Seine Hemmung wird er aber ablegen, sobald das Bargeld abgeschafft ist. Der Verweis auf Schweden und Dänemark, in denen doch die bargeldlose Gesellschaft so wunderbar funktioniert, entkräftet diese berechtigte Sorge nicht. Die Bürger dort können nämlich, wenn sie denn wollten, immer noch auf ausländisches Bargeld zurückgreifen.

«Das Vorhaben, das Bargeld abzuschaffen, steht für das Grundproblem unserer Zeit»

Die Erfahrungen mit den totalitären Regimen im 20. Jahrhundert sollten jeden Bürger mahnen, dem Staat immer mehr Kontrollmöglichkeiten und -rechte zuzusprechen. Mit einer Abschaffung des Bargeldes rückt eine Gesellschaft näher an George Orwells Dystopie «1984» heran, als viele derzeit vielleicht denken mögen.

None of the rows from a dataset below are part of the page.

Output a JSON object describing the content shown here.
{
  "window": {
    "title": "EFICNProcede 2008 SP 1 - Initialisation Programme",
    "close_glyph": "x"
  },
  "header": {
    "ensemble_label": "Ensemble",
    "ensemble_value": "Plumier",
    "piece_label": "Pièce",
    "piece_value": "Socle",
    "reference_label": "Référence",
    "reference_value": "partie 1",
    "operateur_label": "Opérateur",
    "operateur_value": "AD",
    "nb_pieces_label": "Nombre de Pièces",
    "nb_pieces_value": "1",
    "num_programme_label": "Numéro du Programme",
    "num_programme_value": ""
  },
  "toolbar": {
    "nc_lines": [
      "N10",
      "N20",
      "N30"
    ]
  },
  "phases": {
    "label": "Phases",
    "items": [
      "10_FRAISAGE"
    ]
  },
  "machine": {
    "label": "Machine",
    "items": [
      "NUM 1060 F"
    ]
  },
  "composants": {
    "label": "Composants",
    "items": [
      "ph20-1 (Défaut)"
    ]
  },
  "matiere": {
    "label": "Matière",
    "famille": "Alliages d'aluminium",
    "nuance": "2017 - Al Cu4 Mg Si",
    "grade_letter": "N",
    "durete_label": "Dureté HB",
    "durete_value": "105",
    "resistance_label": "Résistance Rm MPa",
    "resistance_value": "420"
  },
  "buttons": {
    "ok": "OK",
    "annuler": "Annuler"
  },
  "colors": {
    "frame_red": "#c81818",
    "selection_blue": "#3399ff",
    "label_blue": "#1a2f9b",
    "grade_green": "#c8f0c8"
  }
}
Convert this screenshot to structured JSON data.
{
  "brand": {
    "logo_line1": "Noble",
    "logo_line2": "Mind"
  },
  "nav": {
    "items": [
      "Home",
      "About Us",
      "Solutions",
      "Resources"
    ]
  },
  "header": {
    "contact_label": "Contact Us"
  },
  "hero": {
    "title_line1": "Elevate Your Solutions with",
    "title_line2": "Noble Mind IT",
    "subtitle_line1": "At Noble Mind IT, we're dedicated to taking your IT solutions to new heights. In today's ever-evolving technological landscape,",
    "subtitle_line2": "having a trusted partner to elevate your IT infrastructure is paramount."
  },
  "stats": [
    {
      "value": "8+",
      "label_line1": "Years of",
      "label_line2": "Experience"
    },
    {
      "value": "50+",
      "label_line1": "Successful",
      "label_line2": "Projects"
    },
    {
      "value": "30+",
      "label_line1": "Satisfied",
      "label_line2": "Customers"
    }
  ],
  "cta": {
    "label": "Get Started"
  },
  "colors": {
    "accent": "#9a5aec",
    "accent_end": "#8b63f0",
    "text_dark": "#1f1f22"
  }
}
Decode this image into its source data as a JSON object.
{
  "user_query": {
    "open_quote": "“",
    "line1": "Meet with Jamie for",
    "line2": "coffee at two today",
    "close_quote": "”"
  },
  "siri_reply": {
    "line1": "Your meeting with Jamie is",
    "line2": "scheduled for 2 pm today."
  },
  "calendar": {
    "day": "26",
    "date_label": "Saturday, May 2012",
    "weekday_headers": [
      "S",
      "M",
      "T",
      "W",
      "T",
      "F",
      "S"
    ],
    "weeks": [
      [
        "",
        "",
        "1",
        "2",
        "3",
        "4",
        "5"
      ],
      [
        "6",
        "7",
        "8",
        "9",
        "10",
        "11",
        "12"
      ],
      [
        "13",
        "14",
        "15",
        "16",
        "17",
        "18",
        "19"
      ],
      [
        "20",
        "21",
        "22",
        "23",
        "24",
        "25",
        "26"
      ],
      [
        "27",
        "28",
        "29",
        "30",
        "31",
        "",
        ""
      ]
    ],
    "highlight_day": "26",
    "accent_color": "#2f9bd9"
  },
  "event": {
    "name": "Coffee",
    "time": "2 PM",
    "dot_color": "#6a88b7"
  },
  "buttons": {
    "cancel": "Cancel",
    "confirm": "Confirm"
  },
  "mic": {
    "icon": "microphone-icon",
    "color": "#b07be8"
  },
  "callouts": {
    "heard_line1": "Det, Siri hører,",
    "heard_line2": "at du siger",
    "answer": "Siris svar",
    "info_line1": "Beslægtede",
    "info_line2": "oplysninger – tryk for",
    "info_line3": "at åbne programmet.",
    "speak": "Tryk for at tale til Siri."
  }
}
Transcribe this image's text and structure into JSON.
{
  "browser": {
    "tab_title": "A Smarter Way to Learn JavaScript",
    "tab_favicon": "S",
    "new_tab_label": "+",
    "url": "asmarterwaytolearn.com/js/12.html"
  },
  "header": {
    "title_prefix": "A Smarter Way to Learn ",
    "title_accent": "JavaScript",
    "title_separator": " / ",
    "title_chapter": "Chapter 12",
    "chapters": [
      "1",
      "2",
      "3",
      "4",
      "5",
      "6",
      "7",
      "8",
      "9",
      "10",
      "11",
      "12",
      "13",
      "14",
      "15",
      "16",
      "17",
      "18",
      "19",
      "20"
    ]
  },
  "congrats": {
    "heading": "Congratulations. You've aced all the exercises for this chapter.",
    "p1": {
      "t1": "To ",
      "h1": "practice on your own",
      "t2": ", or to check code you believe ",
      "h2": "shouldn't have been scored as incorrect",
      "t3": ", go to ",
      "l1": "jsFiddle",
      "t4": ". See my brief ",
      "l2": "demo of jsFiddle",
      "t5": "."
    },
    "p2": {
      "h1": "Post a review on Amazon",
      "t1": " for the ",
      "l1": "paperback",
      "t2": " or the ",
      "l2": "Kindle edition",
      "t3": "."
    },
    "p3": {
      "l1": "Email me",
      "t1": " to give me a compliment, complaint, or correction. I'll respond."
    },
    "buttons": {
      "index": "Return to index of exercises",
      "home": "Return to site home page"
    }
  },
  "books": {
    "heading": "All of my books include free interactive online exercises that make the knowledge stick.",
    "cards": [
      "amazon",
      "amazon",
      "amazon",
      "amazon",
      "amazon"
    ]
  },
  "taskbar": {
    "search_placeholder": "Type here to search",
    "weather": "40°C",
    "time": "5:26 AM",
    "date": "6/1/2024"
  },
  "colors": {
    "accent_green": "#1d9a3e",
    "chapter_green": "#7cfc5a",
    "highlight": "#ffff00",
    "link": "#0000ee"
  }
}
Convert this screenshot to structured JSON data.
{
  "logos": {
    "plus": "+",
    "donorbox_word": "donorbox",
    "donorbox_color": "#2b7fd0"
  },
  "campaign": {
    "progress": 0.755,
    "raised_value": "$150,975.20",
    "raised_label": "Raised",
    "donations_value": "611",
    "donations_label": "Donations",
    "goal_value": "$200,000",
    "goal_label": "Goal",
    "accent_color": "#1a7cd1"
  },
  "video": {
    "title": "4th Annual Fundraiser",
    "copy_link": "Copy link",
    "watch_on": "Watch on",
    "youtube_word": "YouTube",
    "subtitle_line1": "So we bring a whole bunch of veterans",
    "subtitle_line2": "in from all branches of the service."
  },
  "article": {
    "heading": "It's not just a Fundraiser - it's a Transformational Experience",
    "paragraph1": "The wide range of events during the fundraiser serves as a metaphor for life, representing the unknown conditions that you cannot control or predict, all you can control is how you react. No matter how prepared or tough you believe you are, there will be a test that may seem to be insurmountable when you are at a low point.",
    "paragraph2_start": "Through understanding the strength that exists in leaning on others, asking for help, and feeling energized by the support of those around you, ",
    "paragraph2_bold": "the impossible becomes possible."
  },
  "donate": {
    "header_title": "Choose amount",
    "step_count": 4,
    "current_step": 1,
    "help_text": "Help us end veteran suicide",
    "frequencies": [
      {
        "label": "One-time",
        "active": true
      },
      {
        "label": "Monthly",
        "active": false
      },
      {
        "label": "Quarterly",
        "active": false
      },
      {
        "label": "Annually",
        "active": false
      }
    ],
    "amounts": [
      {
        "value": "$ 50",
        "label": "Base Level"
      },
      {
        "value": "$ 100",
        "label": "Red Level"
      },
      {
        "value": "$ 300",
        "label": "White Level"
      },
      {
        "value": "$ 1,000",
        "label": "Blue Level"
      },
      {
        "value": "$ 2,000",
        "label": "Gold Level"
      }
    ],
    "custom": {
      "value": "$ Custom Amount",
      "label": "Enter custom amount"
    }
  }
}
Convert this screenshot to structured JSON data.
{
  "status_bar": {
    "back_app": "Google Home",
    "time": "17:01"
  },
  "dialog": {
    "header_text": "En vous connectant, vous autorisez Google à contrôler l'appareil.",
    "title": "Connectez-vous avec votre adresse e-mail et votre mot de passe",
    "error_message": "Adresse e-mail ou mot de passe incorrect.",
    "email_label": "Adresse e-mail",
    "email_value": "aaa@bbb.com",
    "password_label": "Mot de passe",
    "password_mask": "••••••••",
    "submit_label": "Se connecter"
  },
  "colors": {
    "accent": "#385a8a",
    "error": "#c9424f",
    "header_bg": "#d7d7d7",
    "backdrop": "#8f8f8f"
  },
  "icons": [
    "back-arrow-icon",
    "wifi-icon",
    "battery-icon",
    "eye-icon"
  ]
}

Das Vorhaben, das Bargeld abzuschaffen – nach und nach, mittels mehr oder weniger kleinen Schritten –, steht für das Grundproblem unserer Zeit: Der Staat – wenn er erst einmal zum territorialen Zwangsmonopolisten, zum obersten Richter für alle Konflikte mutiert ist – zerstört immer mehr Freiheiten der Bürger und Unternehmer.

Genau das ist die Quintessenz des Bestrebens, das Bargeld abzuschaffen: Dem Staat wohnt das ununterdrückbare Streben nach Ausdehnung inne. Der Staat als Zwangsmonopolist ist zügellos und lässt sich nicht zähmen. Selbst aus einem Minimalstaat wird früher oder später ein Maximalstaat, wie es der Ökonom und Philosoph Hans-Hermann Hoppe auf den Punkt bringt.

Das Ringen um den Erhalt des Bargeldes hat aber vielleicht doch noch etwas Gutes: Es lenkt den Blick auf die Notwendigkeit, den Staat – so wie wir ihn heute kennen – zu entmachten, ganz einfach dadurch, dass sein Handeln den gleichen Rechtsgrundsätzen unterworfen wird, die auch für jeden Bürger gelten. Dann wäre sein Zwangsmonopol der Geldproduktion zu Ende, und der Bürger bräuchte sich nicht mehr zu sorgen, dass ihm das Bargeld ungewollt genommen wird.


Der 49-jährige Thorsten Polleit ist Chefvolkswirt beim Goldhändler Degussa und Autor mehrerer Wirtschaftsbücher. Er ist Honorarprofessor für Volkswirtschaftslehre an der Universität Bayreuth. Der gebürtige Deutsche präsidiert zudem das Ludwig von Mises Institut in Deutschland.